Surtout la grande différence est qu’ils utilisent toujours des colorants naturels ce qui donnent a leurs tissus des couleurs inimitables.

 

Les Lahu.

Les Lahu sont connus pour être d’excellents chasseurs et leurs capacités d’herboristes. Ils sont originaires du Tibet et ont migre dans différents pays d’Asie du Sud Est entre 1870 et 1880.

Traditionnellement les Lahu n’ont de nom de famille, ils ont juste un prénom précède par Ca si la personne est de sexe masculin ou Na si elle est de sexe féminin. La deuxième partie du prénom place l’enfant au sein de la famille ou le nom du cycle dans lequel l’enfant est ne.

La société Lahu est fondée sur l’Egalite des sexes …l’homme et la femme se partage les taches de manière équitable. Les coutumes incitent les Lahu a fonctionner par paire : le mariage est donc une étape primordiale pour ne pas être exclu de la société.

Les Lahu de la région sont des Lahu noirs …un peu plus loin il y a aussi des Lahu blancs dont les costumes sont complètement différents.

Les Lahu noirs ont un costume très élabores. Les femmes réalisent une coiffure qui tient grâce à un peigne de couleurs mis bien évidence. Les Lahu sont très accueillants.

 

Les Kui

Il y avait pour moi un mystère autour de cette tribu. Avec les explications erronées que l’on m’avait fournies, je les ai longtemps confondus avec les Lahu noirs.

Mais aujourd’hui grâce à Jeune je sais ou je vais …

Je constate quand même qu’il y a des points communs avec les costumes des Lahu rouges qui vivent au nord ouest de la Thaïlande. La dame avait un très beau costume de facture ancienne…par la suite j’ai vu a nouveau des Kui mais jamais un aussi beau costume.

Si je me réfère a ma bible rédigée par l’ethnologue Joachim Schliesinger ils s’appellent les Kui Lung et appartiennent bien au groupe ethnique des Lahu.

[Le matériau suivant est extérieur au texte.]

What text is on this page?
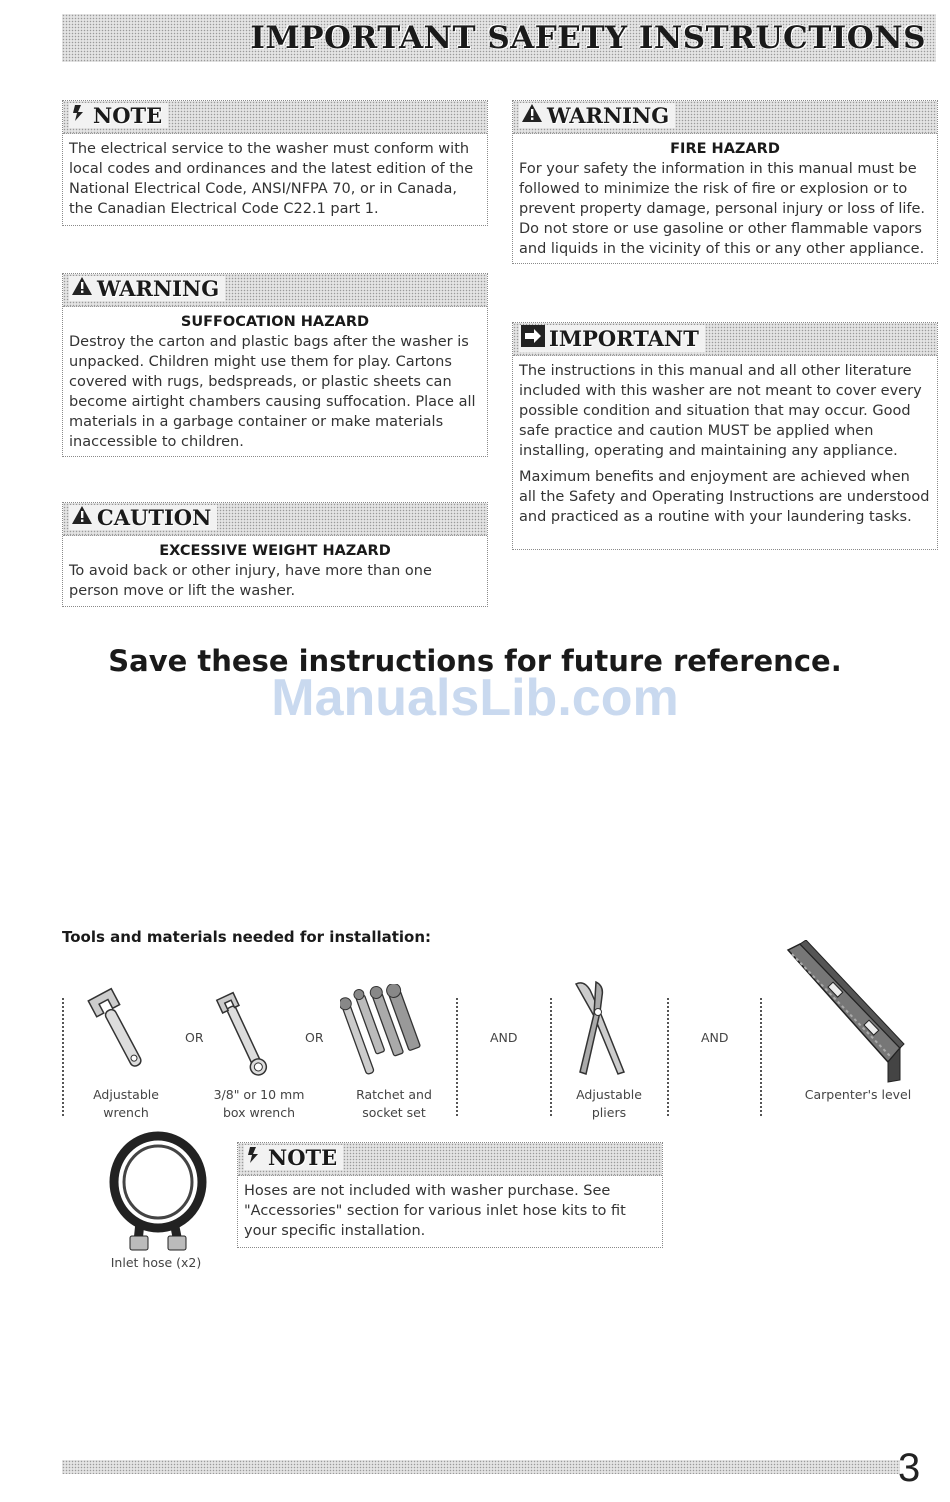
IMPORTANT SAFETY INSTRUCTIONS
NOTE
The electrical service to the washer must conform with local codes and ordinances and the latest edition of the National Electrical Code, ANSI/NFPA 70, or in Canada, the Canadian Electrical Code C22.1 part 1.
WARNING
FIRE HAZARD
For your safety the information in this manual must be followed to minimize the risk of fire or explosion or to prevent property damage, personal injury or loss of life. Do not store or use gasoline or other flammable vapors and liquids in the vicinity of this or any other appliance.
WARNING
SUFFOCATION HAZARD
Destroy the carton and plastic bags after the washer is unpacked. Children might use them for play. Cartons covered with rugs, bedspreads, or plastic sheets can become airtight chambers causing suffocation. Place all materials in a garbage container or make materials inaccessible to children.
IMPORTANT

The instructions in this manual and all other literature included with this washer are not meant to cover every possible condition and situation that may occur. Good safe practice and caution MUST be applied when installing, operating and maintaining any appliance.

Maximum benefits and enjoyment are achieved when all the Safety and Operating Instructions are understood and practiced as a routine with your laundering tasks.

CAUTION
EXCESSIVE WEIGHT HAZARD
To avoid back or other injury, have more than one person move or lift the washer.
Save these instructions for future reference.
ManualsLib.com
Tools and materials needed for installation:
OR	OR	AND	AND
Adjustable
wrench
3/8" or 10 mm
box wrench
Ratchet and
socket set
Adjustable
pliers
Carpenter's level
Inlet hose (x2)
NOTE
Hoses are not included with washer purchase. See "Accessories" section for various inlet hose kits to fit your specific installation.
3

En fait les Lahu rouges n’existent pas ce sont des Kui Lung ou Lahu Lung…

 

Iu Mien

En repartant de chez les Kui on remarque quelques femmes Iu Mien en train de broder devant leur maison. Elles nous disent que c’est pour vendre leurs ouvrages en Thaïlande ou il y a aussi des Iu Mien qui préfèrent sous traiter au Laos. J’achete quelques bricoles et je dois négocier dur car elles ne veulent pas de mes Kips (monnaie laotienne) pour exiger des Baths (monnaie Thaïlandaise).

Elles veulent absolument m’habiller avec leurs costumes. Je résiste que très mollement car je sais depuis longtemps que le ridicule ne tue plus …et si cela leur fait plaisir !!!

Les broderies des Iu Mien sont réalisées par les femmes des leur plus jeune age. Même à 4 ou 5 ans les filles veulent essayer de faire quelques points de broderies avec l’aiguille de leur mère et vers l’age de 9 ou 10 ans les filles ont fini de broder leur première paire de pantalon. Lorsque l’on sait que les pantalons Iu Mien sont entièrement brodes cela situe la performance. Comme les habits traditionnels restent très portes, les femmes transportent leur travaux de broderies avec elles, ainsi elles peuvent y travailler des qu’elles ont un moment de libre.

Elles brodent maintenant sur du tissu tisse industriellement. En comptant soigneusement le nombre de fils pour réaliser des motifs avec différents points de broderies. Les femmes Iu Mien brodent sur l’envers du tissu et gardent l’endroit protégé par un morceau de tissu. Avant les femmes teignaient elles mêmes le coton utilise pour broder …maintenant elles utilisent les produits du marche.

 

Les Khmu

Cette ethnie appartient au groupe lao theung et partie de la famille ethnolinguistique austro-asiatique dont le langage dérive du Mong et du Khmer. On estime leur nombre à 490 000 ce qui fait d’eux le groupe le plus important de la famille môn-khmer. Premiers habitants du Laos, ils vivaient dans les vallées avant l’arrivée des Lao du sud de la Chine au XIème siècle. Les Lao maîtrisaient les techniques d’irrigation et ont sans doute repoussé les Khmu sur les hauteurs.

Les Khmu vivent des produits de la forêt, de la pêche et du petit artisanat local, cultivent le riz, les fruits, les légumes, parfois le coton et le tabac. La plupart des travaux agricoles dans les villages Khmu se font en commun de manière à combiner la force et terminer le travail rapidement. Le riz est stocké à l’extérieur du village, pour le protéger du feu, sur des structures élevées pour le mettre à l’abri des souris et des rats.

 

Ils habitent en général les terres de basse altitude et sont de plus en plus intégrés à la société laotienne.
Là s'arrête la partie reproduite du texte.